Privacy Rule Under HIPAA
The Privacy Rule rules govern how enterprises subject to the Privacy Rule use and disclose people's health information ("protected health information"). These people and organisations are referred to as "covered entities."
The Privacy Rule also includes rules for individuals' rights to understand and regulate the use of their health information.
The Privacy Rule's main purpose is to guarantee that people's information is appropriately secured while permitting the flow of health information required to deliver and promote high-quality health care and protect the public's health and well-being.
The Privacy Rule establishes a compromise between allowing vital uses of data and preserving the privacy of those seeking care and recovery.
Individuals and organizations that fall under the following categories are subject to the Privacy Rule and are deemed covered entities:
- Healthcare Providers: Any healthcare practitioner who communicates health information electronically in conjunction with specific transactions, regardless of the size of the practice. Claims, benefit eligibility queries, referral authorization requests, and other transactions for which HHS has defined criteria under the HIPAA Transactions Rule are examples of these transactions.

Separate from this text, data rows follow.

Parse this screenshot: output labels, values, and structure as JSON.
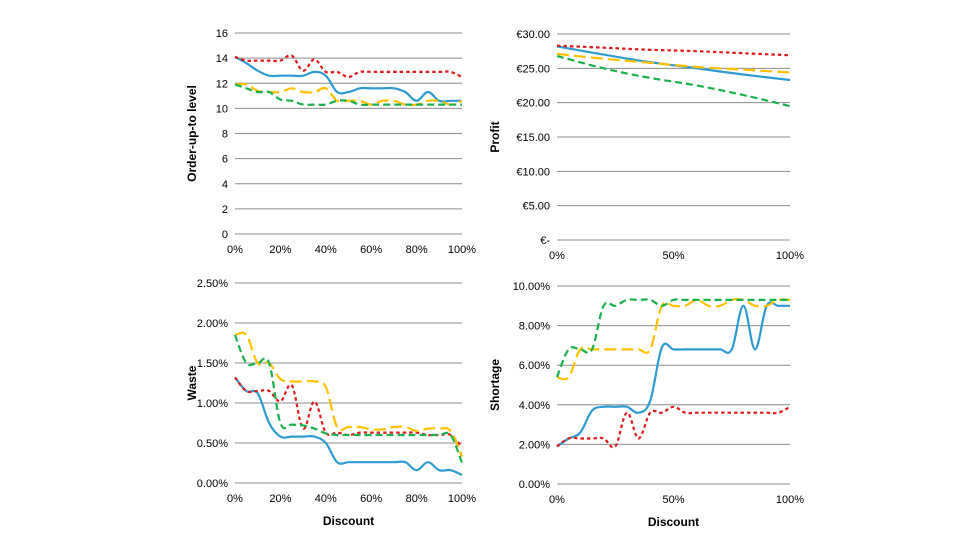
{
  "colors": {
    "blue": "#2e9bd0",
    "red": "#e0191b",
    "yellow": "#ffc000",
    "green": "#19b14c",
    "grid": "#8c8c8c"
  },
  "chart_data": [
    {
      "id": "order",
      "type": "line",
      "title": "",
      "xlabel": "",
      "ylabel": "Order-up-to level",
      "xlim": [
        0,
        100
      ],
      "ylim": [
        0,
        16
      ],
      "xticks": [
        0,
        20,
        40,
        60,
        80,
        100
      ],
      "xtick_labels": [
        "0%",
        "20%",
        "40%",
        "60%",
        "80%",
        "100%"
      ],
      "yticks": [
        0,
        2,
        4,
        6,
        8,
        10,
        12,
        14,
        16
      ],
      "ytick_labels": [
        "0",
        "2",
        "4",
        "6",
        "8",
        "10",
        "12",
        "14",
        "16"
      ],
      "grid": true,
      "series": [
        {
          "color": "blue",
          "dash": "solid",
          "x": [
            0,
            5,
            10,
            15,
            20,
            25,
            30,
            35,
            40,
            45,
            50,
            55,
            60,
            65,
            70,
            75,
            80,
            85,
            90,
            95,
            100
          ],
          "y": [
            14.1,
            13.6,
            13.0,
            12.6,
            12.6,
            12.6,
            12.6,
            12.9,
            12.6,
            11.3,
            11.3,
            11.6,
            11.6,
            11.6,
            11.6,
            11.3,
            10.6,
            11.3,
            10.6,
            10.6,
            10.6
          ]
        },
        {
          "color": "red",
          "dash": "dot",
          "x": [
            0,
            5,
            10,
            15,
            20,
            25,
            30,
            35,
            40,
            45,
            50,
            55,
            60,
            65,
            70,
            75,
            80,
            85,
            90,
            95,
            100
          ],
          "y": [
            14.1,
            13.8,
            13.8,
            13.8,
            13.8,
            14.2,
            13.0,
            13.9,
            12.9,
            12.9,
            12.5,
            12.9,
            12.9,
            12.9,
            12.9,
            12.9,
            12.9,
            12.9,
            12.9,
            12.9,
            12.5
          ]
        },
        {
          "color": "yellow",
          "dash": "longdash",
          "x": [
            0,
            5,
            10,
            15,
            20,
            25,
            30,
            35,
            40,
            45,
            50,
            55,
            60,
            65,
            70,
            75,
            80,
            85,
            90,
            95,
            100
          ],
          "y": [
            11.9,
            11.9,
            11.4,
            11.3,
            11.3,
            11.6,
            11.3,
            11.3,
            11.6,
            10.6,
            10.6,
            10.6,
            10.3,
            10.6,
            10.6,
            10.3,
            10.3,
            10.6,
            10.6,
            10.3,
            10.6
          ]
        },
        {
          "color": "green",
          "dash": "dash",
          "x": [
            0,
            5,
            10,
            15,
            20,
            25,
            30,
            35,
            40,
            45,
            50,
            55,
            60,
            65,
            70,
            75,
            80,
            85,
            90,
            95,
            100
          ],
          "y": [
            11.9,
            11.6,
            11.3,
            11.3,
            10.7,
            10.6,
            10.3,
            10.3,
            10.3,
            10.6,
            10.6,
            10.3,
            10.3,
            10.3,
            10.3,
            10.3,
            10.3,
            10.3,
            10.3,
            10.3,
            10.3
          ]
        }
      ]
    },
    {
      "id": "profit",
      "type": "line",
      "title": "",
      "xlabel": "",
      "ylabel": "Profit",
      "xlim": [
        0,
        100
      ],
      "ylim": [
        0,
        30
      ],
      "xticks": [
        0,
        50,
        100
      ],
      "xtick_labels": [
        "0%",
        "50%",
        "100%"
      ],
      "yticks": [
        0,
        5,
        10,
        15,
        20,
        25,
        30
      ],
      "ytick_labels": [
        "€-",
        "€5.00",
        "€10.00",
        "€15.00",
        "€20.00",
        "€25.00",
        "€30.00"
      ],
      "grid": true,
      "series": [
        {
          "color": "blue",
          "dash": "solid",
          "x": [
            0,
            20,
            40,
            60,
            80,
            100
          ],
          "y": [
            28.2,
            27.0,
            25.9,
            25.0,
            24.1,
            23.3
          ]
        },
        {
          "color": "red",
          "dash": "dot",
          "x": [
            0,
            20,
            40,
            60,
            80,
            100
          ],
          "y": [
            28.3,
            28.0,
            27.7,
            27.5,
            27.2,
            26.9
          ]
        },
        {
          "color": "yellow",
          "dash": "longdash",
          "x": [
            0,
            20,
            40,
            60,
            80,
            100
          ],
          "y": [
            27.1,
            26.4,
            25.8,
            25.2,
            24.8,
            24.4
          ]
        },
        {
          "color": "green",
          "dash": "dash",
          "x": [
            0,
            20,
            40,
            60,
            80,
            100
          ],
          "y": [
            26.8,
            25.0,
            23.6,
            22.5,
            21.1,
            19.5
          ]
        }
      ]
    },
    {
      "id": "waste",
      "type": "line",
      "title": "",
      "xlabel": "Discount",
      "ylabel": "Waste",
      "xlim": [
        0,
        100
      ],
      "ylim": [
        0,
        2.5
      ],
      "xticks": [
        0,
        20,
        40,
        60,
        80,
        100
      ],
      "xtick_labels": [
        "0%",
        "20%",
        "40%",
        "60%",
        "80%",
        "100%"
      ],
      "yticks": [
        0,
        0.5,
        1.0,
        1.5,
        2.0,
        2.5
      ],
      "ytick_labels": [
        "0.00%",
        "0.50%",
        "1.00%",
        "1.50%",
        "2.00%",
        "2.50%"
      ],
      "grid": true,
      "series": [
        {
          "color": "blue",
          "dash": "solid",
          "x": [
            0,
            5,
            10,
            15,
            20,
            25,
            30,
            35,
            40,
            45,
            50,
            55,
            60,
            65,
            70,
            75,
            80,
            85,
            90,
            95,
            100
          ],
          "y": [
            1.32,
            1.15,
            1.12,
            0.75,
            0.58,
            0.58,
            0.58,
            0.58,
            0.5,
            0.26,
            0.26,
            0.26,
            0.26,
            0.26,
            0.26,
            0.26,
            0.16,
            0.26,
            0.16,
            0.16,
            0.1
          ]
        },
        {
          "color": "red",
          "dash": "dot",
          "x": [
            0,
            5,
            10,
            15,
            20,
            25,
            30,
            35,
            40,
            45,
            50,
            55,
            60,
            65,
            70,
            75,
            80,
            85,
            90,
            95,
            100
          ],
          "y": [
            1.32,
            1.15,
            1.15,
            1.15,
            1.02,
            1.22,
            0.68,
            1.02,
            0.63,
            0.63,
            0.6,
            0.63,
            0.63,
            0.63,
            0.63,
            0.63,
            0.63,
            0.6,
            0.6,
            0.6,
            0.45
          ]
        },
        {
          "color": "yellow",
          "dash": "longdash",
          "x": [
            0,
            5,
            10,
            15,
            20,
            25,
            30,
            35,
            40,
            45,
            50,
            55,
            60,
            65,
            70,
            75,
            80,
            85,
            90,
            95,
            100
          ],
          "y": [
            1.85,
            1.85,
            1.5,
            1.5,
            1.3,
            1.27,
            1.27,
            1.27,
            1.2,
            0.7,
            0.7,
            0.7,
            0.67,
            0.67,
            0.7,
            0.7,
            0.65,
            0.68,
            0.68,
            0.65,
            0.33
          ]
        },
        {
          "color": "green",
          "dash": "dash",
          "x": [
            0,
            5,
            10,
            15,
            20,
            25,
            30,
            35,
            40,
            45,
            50,
            55,
            60,
            65,
            70,
            75,
            80,
            85,
            90,
            95,
            100
          ],
          "y": [
            1.85,
            1.5,
            1.5,
            1.5,
            0.75,
            0.73,
            0.72,
            0.68,
            0.62,
            0.6,
            0.6,
            0.6,
            0.6,
            0.6,
            0.6,
            0.6,
            0.6,
            0.6,
            0.6,
            0.6,
            0.25
          ]
        }
      ]
    },
    {
      "id": "shortage",
      "type": "line",
      "title": "",
      "xlabel": "Discount",
      "ylabel": "Shortage",
      "xlim": [
        0,
        100
      ],
      "ylim": [
        0,
        10
      ],
      "xticks": [
        0,
        50,
        100
      ],
      "xtick_labels": [
        "0%",
        "50%",
        "100%"
      ],
      "yticks": [
        0,
        2,
        4,
        6,
        8,
        10
      ],
      "ytick_labels": [
        "0.00%",
        "2.00%",
        "4.00%",
        "6.00%",
        "8.00%",
        "10.00%"
      ],
      "grid": true,
      "series": [
        {
          "color": "blue",
          "dash": "solid",
          "x": [
            0,
            5,
            10,
            15,
            20,
            25,
            30,
            35,
            40,
            45,
            50,
            55,
            60,
            65,
            70,
            75,
            80,
            85,
            90,
            95,
            100
          ],
          "y": [
            1.9,
            2.3,
            2.6,
            3.7,
            3.9,
            3.9,
            3.9,
            3.6,
            4.2,
            6.9,
            6.8,
            6.8,
            6.8,
            6.8,
            6.8,
            6.8,
            9.0,
            6.8,
            9.0,
            9.0,
            9.0
          ]
        },
        {
          "color": "red",
          "dash": "dot",
          "x": [
            0,
            5,
            10,
            15,
            20,
            25,
            30,
            35,
            40,
            45,
            50,
            55,
            60,
            65,
            70,
            75,
            80,
            85,
            90,
            95,
            100
          ],
          "y": [
            1.9,
            2.3,
            2.3,
            2.3,
            2.3,
            1.9,
            3.6,
            2.3,
            3.6,
            3.6,
            3.9,
            3.6,
            3.6,
            3.6,
            3.6,
            3.6,
            3.6,
            3.6,
            3.6,
            3.6,
            3.9
          ]
        },
        {
          "color": "yellow",
          "dash": "longdash",
          "x": [
            0,
            5,
            10,
            15,
            20,
            25,
            30,
            35,
            40,
            45,
            50,
            55,
            60,
            65,
            70,
            75,
            80,
            85,
            90,
            95,
            100
          ],
          "y": [
            5.4,
            5.4,
            6.8,
            6.8,
            6.8,
            6.8,
            6.8,
            6.8,
            6.8,
            9.0,
            9.0,
            9.0,
            9.3,
            9.0,
            9.0,
            9.3,
            9.3,
            9.0,
            9.0,
            9.3,
            9.3
          ]
        },
        {
          "color": "green",
          "dash": "dash",
          "x": [
            0,
            5,
            10,
            15,
            20,
            25,
            30,
            35,
            40,
            45,
            50,
            55,
            60,
            65,
            70,
            75,
            80,
            85,
            90,
            95,
            100
          ],
          "y": [
            5.4,
            6.8,
            6.8,
            6.8,
            9.0,
            9.0,
            9.3,
            9.3,
            9.3,
            9.0,
            9.3,
            9.3,
            9.3,
            9.3,
            9.3,
            9.3,
            9.3,
            9.3,
            9.3,
            9.3,
            9.3
          ]
        }
      ]
    }
  ]
}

- Health Plans: Organizations that offer or pay for medical treatment. Health plans include insurers for health, dental, vision, and prescription drugs; HMOs; Medicare, Medicaid, Medicare+Choice, and Medicare supplement insurers; and long-term care insurers (excluding nursing home fixed-indemnity policies). Employer-sponsored group health plans, government- and church-sponsored health plans, and multi-employer health plans are further examples of health plans. A covered entity is a group health plan with fewer than 50 members exclusively administered by the employer that formed and maintained the program.
- Healthcare Clearinghouses: Organizations that convert nonstandard information received from another institution into a standard (i.e., standard format or data content), or vice versa. In most cases, healthcare clearinghouses will only receive individually identifiable health information if they act as a business associate for a health plan or healthcare provider.
- Business associates: Any person or organization (other than a member of a covered entity's workforce) that uses or discloses individually identifiable health information to perform or provide duties, activities, or services for a covered entity.
HIPAA Security Regulation
The HIPAA Privacy Rule covers protected health information (PHI), whereas the Security Rule protects a subset of the information covered by the Privacy Rule.
This subset includes any personally identifiable health information created, received, maintained, or transmitted electronically by a covered entity. This data is known as "electronically protected health information" (e-PHI).
The Security Rule does not apply to PHI transmitted verbally or in writing.
All covered businesses must perform the following to comply with the HIPAA Security Rule:
- Ensure the security, integrity, and accessibility of all digitally protected health information.
- Detect and protect against potential risks to information security.
- Protect yourself from potentially illegal uses or disclosures.
- Ensure that their personnel complies.
- When reviewing requests for these permissible uses and disclosures, covered entities should rely on professional ethics and their best judgment. The HHS Agency enforces HIPAA laws for Civil Rights, and any complaints should be sent to that office. HIPAA infractions can result in both civil and criminal sanctions.